Artificial Intelligence

AI

Artificial intelligence (AI) appeared in my life in the early 1990’s. It was essentially limited to LISP because it was part of the Slackware Linux distribution. I confess that I did not fully grasp the concept and, since I did not see its usefulness, I simply ignored it.

AI made a second appearance in 2000 as of IBM's Via Voice demo version of which was included in the Suse Linux distribution. This application was among the first to allow me to dictate to my computer. It worked very well. It is not, strictly speaking, AI in the common sense of the term but it certainly gave the impression. I told my 6th grade French teacher that in the year two thousand I would not need to write well anymore because there would be a machine to do it for me. Here it is; I was right! This conversation had taken place because my handwriting is, let’s say, cryptic at best...

It was three years ago that AI had a serious impact on my life. In fact it was rather the understanding of its overall impact that hit hard. I went back to school. then realized that more than half of the students used ChatGPT both for homework and during exams.

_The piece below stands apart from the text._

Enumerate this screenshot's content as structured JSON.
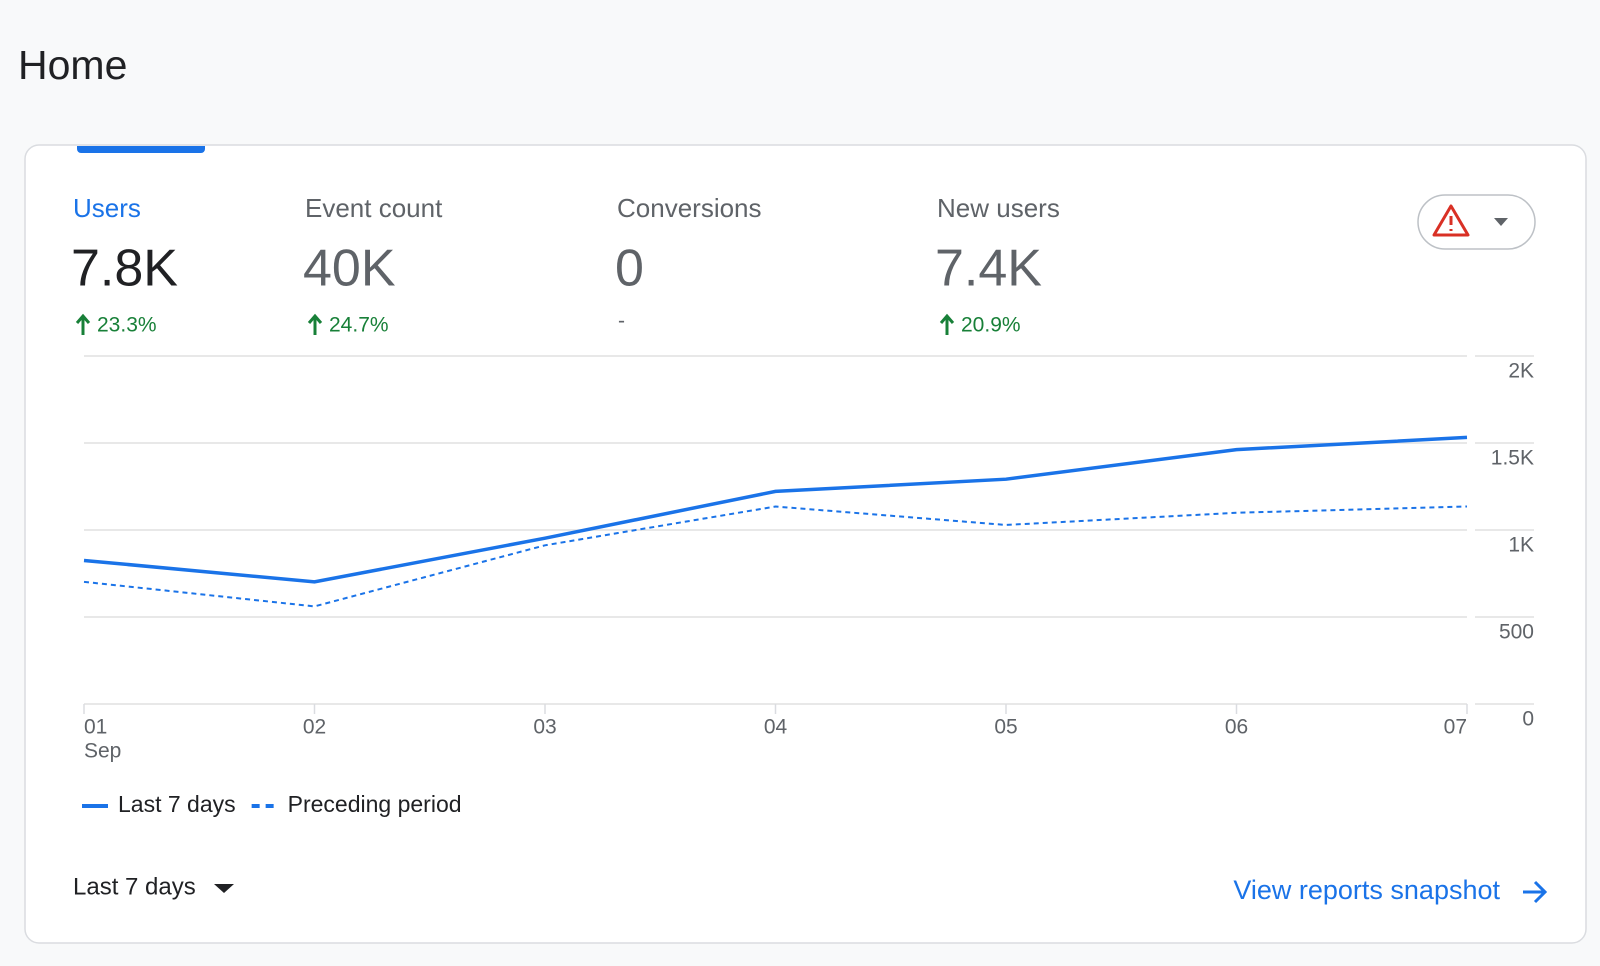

Besides the feeling injustice -- I did not resort to it; by choice-- there was the question of the degree's real value. It no longer represented the graduate’s overall knowledge as much as his ability to use a single tool. I also understood that, as a result, all graduates will eventually be redundant and therefore unemployed. When the AI does 90% of the job, no one will want to pay for more than one pinch of graduates to lead. And even so.

Fear of the unknown

We fear the unknown. The idea that a machine can give the impression of reason is already staggering but what worries me the most is that this machine learns to reason from human knowledge. Human are, very generally, not very intelligent. They are endowed with reason but is greatly influenced by feelings. It is also very prone to preconceptions, prejudices, advertising, etc.

These machines ingest a lot of data during their training. Data from scientific disciplines tend to be factual and follow rigid protocols and laws. Trained in this way, AI can be very valuable. When data includes social media posts, that’s where it’s most likely to become dangerous. The mythical collective intelligence is saturated with unqualified opinions, religious, moral, social, etc.

Then there is the problem of censorship. To be socially acceptable, AI must operate among the limits of human social codes. This restricts output to a given scope, if the answer goes against code, it will be omitted however true it may be.

But despite everything, I doubt t AI will go away. So I will continue to explore this phenomenon and deepen my knowledge.

The plan

I already have some notions about the implementation, the structure, and the use of some software such as Ollama. For now, I mainly interact with local LLMs on a P7 computer with 16G of RAM without a graphic accelerator. It is from 2011.

I also interact with online AI but use the Tor network to maintain anonymity.